On the bright side, the Biden administration and influential Democrats in Congress have been warming up their muscles when it comes to tangling with dominant corporations. The president appointed trust-busting law enforcers and regulators, including antitrust enforcers Lina Khan and Jonathan Kanter, Consumer Financial Protection Bureau director Rohit Chopra, and Securities and Exchange Commission Chair Gary Gensler, who are pursuing aggressive agendas to rein in corporate and financial power from their respective perches. He also issued a wide-ranging executive order on reinvigorating competition that infuriated dominant corporations, from medical device manufacturers to social media platforms to modern-day railroad barons, and is delivering tangible benefits, like affordable hearing aids, to both consumers and small businesses. And just last week the White House touted a “billionaire tax” and constraints on stock buybacks as part of its 2023 budget.

Mainstream congressional Democrats have also shown what amounts to real progress in taking on concentrated corporate power. Democratic members from both the progressive and moderate wings of the party, such as Elizabeth Warren, Amy Klobuchar, Katie Porter, and Hakeem Jeffries, have come together to back important sector-specific bills that take aim at concentrated industries like e-commerce, energy, and global shipping.

But while all of this progress is laudable, it is occurring in a broader governing and messaging environment best characterized as incoherent in its posture toward corporate power overall. That means politically potent accomplishments, policy ideas, and rhetoric targeting corporate power are left on the table as November closes in. Major populist wins like the No Surprises Act, which banned medical surprise billing and was signed into law by the president in January, get virtually no victory lap; elite economists frighten the White House away from calling out corporations for blatant profiteering; everyday people fighting massive conglomerates, like striking Kellogg’s workers, receive not a visit from the president but an arm’s-length letter of polite support.

The upside of the White House’s incoherence, however, is that it is also open to learning and changing course.
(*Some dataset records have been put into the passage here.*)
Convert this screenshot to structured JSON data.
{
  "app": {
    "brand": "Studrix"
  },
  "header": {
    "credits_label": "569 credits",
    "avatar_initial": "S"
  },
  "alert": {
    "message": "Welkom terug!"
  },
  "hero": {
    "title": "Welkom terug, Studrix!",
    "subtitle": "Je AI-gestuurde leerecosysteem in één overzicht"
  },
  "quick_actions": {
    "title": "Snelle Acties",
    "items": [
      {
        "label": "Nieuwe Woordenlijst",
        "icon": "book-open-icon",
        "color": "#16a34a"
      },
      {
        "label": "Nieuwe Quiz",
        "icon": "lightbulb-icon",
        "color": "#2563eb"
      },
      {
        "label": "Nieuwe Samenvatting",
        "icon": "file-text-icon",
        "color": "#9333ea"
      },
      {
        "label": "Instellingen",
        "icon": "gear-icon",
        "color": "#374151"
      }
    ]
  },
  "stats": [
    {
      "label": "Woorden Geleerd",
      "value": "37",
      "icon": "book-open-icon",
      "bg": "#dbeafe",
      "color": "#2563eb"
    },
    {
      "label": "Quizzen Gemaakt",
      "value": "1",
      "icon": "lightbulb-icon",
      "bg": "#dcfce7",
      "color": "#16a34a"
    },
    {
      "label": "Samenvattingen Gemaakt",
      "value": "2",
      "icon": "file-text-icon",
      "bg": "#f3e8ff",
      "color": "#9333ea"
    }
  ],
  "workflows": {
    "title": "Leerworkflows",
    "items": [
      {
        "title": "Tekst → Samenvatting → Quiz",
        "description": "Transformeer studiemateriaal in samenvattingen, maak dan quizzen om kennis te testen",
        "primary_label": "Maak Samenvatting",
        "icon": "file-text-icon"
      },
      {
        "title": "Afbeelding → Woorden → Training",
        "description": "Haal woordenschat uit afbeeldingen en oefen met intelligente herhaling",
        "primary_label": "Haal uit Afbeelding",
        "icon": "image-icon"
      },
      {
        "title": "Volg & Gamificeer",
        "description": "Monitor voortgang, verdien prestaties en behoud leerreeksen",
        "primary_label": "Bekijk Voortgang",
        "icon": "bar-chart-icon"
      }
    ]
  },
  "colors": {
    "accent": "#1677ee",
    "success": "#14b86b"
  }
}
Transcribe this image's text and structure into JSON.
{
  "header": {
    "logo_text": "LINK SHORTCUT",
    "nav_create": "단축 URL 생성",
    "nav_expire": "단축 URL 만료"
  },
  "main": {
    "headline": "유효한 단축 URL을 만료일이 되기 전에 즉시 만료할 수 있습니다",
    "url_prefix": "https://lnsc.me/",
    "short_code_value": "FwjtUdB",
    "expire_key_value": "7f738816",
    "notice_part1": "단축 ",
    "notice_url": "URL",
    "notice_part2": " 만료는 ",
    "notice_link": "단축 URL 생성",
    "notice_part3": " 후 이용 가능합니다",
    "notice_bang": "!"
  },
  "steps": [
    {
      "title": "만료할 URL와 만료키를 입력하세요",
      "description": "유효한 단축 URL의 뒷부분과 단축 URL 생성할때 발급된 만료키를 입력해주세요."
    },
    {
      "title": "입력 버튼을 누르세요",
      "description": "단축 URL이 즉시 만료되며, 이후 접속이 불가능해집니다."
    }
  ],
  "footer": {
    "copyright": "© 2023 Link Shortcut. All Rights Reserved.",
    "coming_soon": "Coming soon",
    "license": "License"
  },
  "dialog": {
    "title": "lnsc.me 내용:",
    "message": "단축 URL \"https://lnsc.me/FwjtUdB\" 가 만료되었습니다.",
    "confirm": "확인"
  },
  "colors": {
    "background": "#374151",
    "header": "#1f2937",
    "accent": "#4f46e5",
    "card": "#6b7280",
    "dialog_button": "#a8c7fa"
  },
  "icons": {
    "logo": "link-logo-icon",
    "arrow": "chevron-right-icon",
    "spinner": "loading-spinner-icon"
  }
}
After taking a complex, health insurer–friendly approach to distributing rapid Covid-19 tests, for example, administration officials did an about-face to send tests free through the mail, an approach White House press secretary Jen Psaki had mocked just weeks earlier.

Here’s the big-picture lesson the White House should take away from the defeat of Build Back Better: For a president who centered his campaign on unity, it’s now time to lead the Democratic Party into battle against the powerful corporations committed to defeating his popular economic agenda.

Earlier generations of Democrats understood the centrality to both policy and politics of fighting corporate titans. The question now is whether the White House can learn quickly enough to forestall future catastrophe—electoral and otherwise—and summon the courage to lead the rest of the Democratic Party where this moment of crisis demands.